В том же 1816 году Ивану Ивановичу пришлось вновь погрузиться в трагические события недавней истории. Москва восстанавливалась, но слишком медленно. Многие лишившиеся родного очага москвичи даже не начинали строиться и жили у родственников. Правительство бездействовало, объясняя свое равнодушие плачевным состоянием казны. Но вот в Москву приехал Александр I, вошел в положение пострадавших и создал «Комиссию для пособия разоренным в Москве от пожара и неприятеля». Хорошо зная порядочность и щепетильность Дмитриева, император назначает его председателем комиссии. В ее состав вошли еще четыре добропорядочных москвича[415]
(среди них, к примеру, архимандрит Симонова монастыря Герасим). Они должны были выбрать из множества пострадавших от московского пожара тех, кто не получал государственного жалованья, имел на руках семью и не мог самостоятельно восстановить дом и хозяйство.Три года Дмитриев трудился в комиссии без выходных и отпусков. За это время комиссия разобрала 20 959 прошений и 15 330 просителям выплатила единовременные пособия на общую сумму 1 391 280 рублей. За свои труды Иван Иванович получил чин действительного тайного советника и был награжден орденом Святого Владимира 1-й степени.
По вечерам в новом, но уже заботливо и со вкусом обжитом доме Дмитриева собирается литературная Москва. Михаил Дмитриев вспоминал: «Я помню, когда… Жуковский, Батюшков, Воейков, князь Вяземский, Дм. В. Дашков собирались часто по вечерам у моего дяди. Их разговоры и суждения о литературе были для меня, молодого еще человека, истинным руководством просвещенного вкуса… Жуковский, Батюшков, Воейков, к. Вяземский, В. Пушкин, Д. В. Давыдов, все менялись посланиями. Все они были в неразрывном союзе друг с другом; все ставили высоко поэзию, уважали один другого. Не было между ними ни зависти, ни партий. Молодые, только что начинавшие стихотворцы, понимая различие их талантов, смотрели, однако, на них, как на круг избранных… Все эти люди, о которых пишу теперь, кроме своих дарований, отличались изяществом, носили на себе печать благородства и в мыслях, и в поступках, и в обращении; это были люди избранные: такими почитали их и литераторы, и общество, отдавая им полную справедливость…»[416]

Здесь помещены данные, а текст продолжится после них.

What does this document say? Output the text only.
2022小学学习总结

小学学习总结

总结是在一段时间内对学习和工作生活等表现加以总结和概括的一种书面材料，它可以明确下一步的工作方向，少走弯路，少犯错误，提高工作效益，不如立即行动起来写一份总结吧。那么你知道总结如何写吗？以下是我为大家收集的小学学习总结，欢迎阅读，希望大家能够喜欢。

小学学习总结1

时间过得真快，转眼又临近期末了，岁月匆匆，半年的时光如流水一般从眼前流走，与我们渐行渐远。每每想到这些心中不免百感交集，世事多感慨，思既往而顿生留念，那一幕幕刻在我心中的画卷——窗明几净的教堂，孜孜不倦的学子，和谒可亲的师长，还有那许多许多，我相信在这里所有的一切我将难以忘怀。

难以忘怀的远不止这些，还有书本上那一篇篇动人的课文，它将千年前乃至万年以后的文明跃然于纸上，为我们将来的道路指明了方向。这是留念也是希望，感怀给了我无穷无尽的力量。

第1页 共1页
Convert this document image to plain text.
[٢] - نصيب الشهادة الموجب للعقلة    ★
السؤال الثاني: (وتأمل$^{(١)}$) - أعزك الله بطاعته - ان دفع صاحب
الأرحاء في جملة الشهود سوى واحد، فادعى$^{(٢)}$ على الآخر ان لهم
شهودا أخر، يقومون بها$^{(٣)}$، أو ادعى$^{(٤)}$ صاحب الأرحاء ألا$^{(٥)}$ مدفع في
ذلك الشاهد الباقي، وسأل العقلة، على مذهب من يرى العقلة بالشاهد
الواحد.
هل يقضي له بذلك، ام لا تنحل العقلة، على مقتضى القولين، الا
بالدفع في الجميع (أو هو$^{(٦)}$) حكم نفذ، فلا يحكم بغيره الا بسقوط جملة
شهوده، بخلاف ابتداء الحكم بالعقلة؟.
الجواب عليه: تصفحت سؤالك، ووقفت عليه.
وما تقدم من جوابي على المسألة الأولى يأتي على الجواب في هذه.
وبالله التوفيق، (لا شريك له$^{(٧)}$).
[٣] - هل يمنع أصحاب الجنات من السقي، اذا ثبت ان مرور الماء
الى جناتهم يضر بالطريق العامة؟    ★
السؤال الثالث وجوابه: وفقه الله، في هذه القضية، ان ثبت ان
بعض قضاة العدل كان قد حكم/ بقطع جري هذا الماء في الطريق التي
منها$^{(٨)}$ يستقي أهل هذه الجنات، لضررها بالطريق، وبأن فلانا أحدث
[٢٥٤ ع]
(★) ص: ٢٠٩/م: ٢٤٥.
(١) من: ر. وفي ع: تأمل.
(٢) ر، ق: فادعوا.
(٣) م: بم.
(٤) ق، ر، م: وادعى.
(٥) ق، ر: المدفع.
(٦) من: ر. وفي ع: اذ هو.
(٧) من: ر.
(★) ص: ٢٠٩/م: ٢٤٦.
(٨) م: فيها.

Батюшков собирался посвятить Дмитриеву 19-ю главу в задуманной им истории русской словесности. Сохранился план этой книги. «Дмитриев. Характер его дарования, красивость и точность…»
В июле 1817 года, с нетерпением ожидая выхода своей главной книги «Опыты в стихах и прозе», Батюшков просит (в письме Гнедичу) один из причитающихся ему авторских экземпляров послать Дмитриеву: «Надпиши ему: от автора издатель. Не худо бы тебе и самому приписать словечко, отправляя книгу. Я ему обязан: в бытность в Москве он навещал меня, больного, очень часто и подарил мне свою книгу…»[417]
А в 1818 году Батюшков оказался в Москве в те дни, когда Иван Иванович получил известие о смерти отца. Константин Николаевич несколько дней не отходил от Дмитриева, чтобы поддержать и утешить его.
Вскоре (в июле того же 1818 года) Батюшков получает назначение в неаполитанскую миссию и уезжает в Италию. Дмитриев радуется за него, надеясь, что южное солнце исцелит поэта. «Как счастлив Батюшков под голубым небом Авзонии!» — пишет Иван Иванович А. И. Тургеневу.
Дмитриев одним из первых приветствовал выход «Опытов в стихах и прозе» Константина Батюшкова. В ответ благодарный автор писал Дмитриеву: «Ваше превосходительство! Я имел счастие получить письмо ваше. Не нахожу слов для изъяснения вам, милостивый государь, душевной признательности за ободрение маленькой музы моей. Здесь, в тишине сельской, рассудок мой заодно с истиною делает строгое вычитание из всего лестного, что изволите говорить на счет ее, но сердце упрямится и ничего уступить не хочет. Оно сохранит в памяти письмо ваше наравне с краткими, но сладостными минутами, которыми я наслаждался в доме вашем, в обители муз. Страшусь быть суетным и знаю твердо, что вы, милостивый государь, ободряете меня не за то, что сделал, но за то, что вперед могу сделать. Буду стараться оправдать внимание ваше, и если по прошествии некоторого времени удастся мне написать что-нибудь путное, прочное, достойное вас, то с слезами радости воскликну: Дмитриев ободрял некогда мою музу, он дал ей крылья, он указал мне прямой путь к изящному!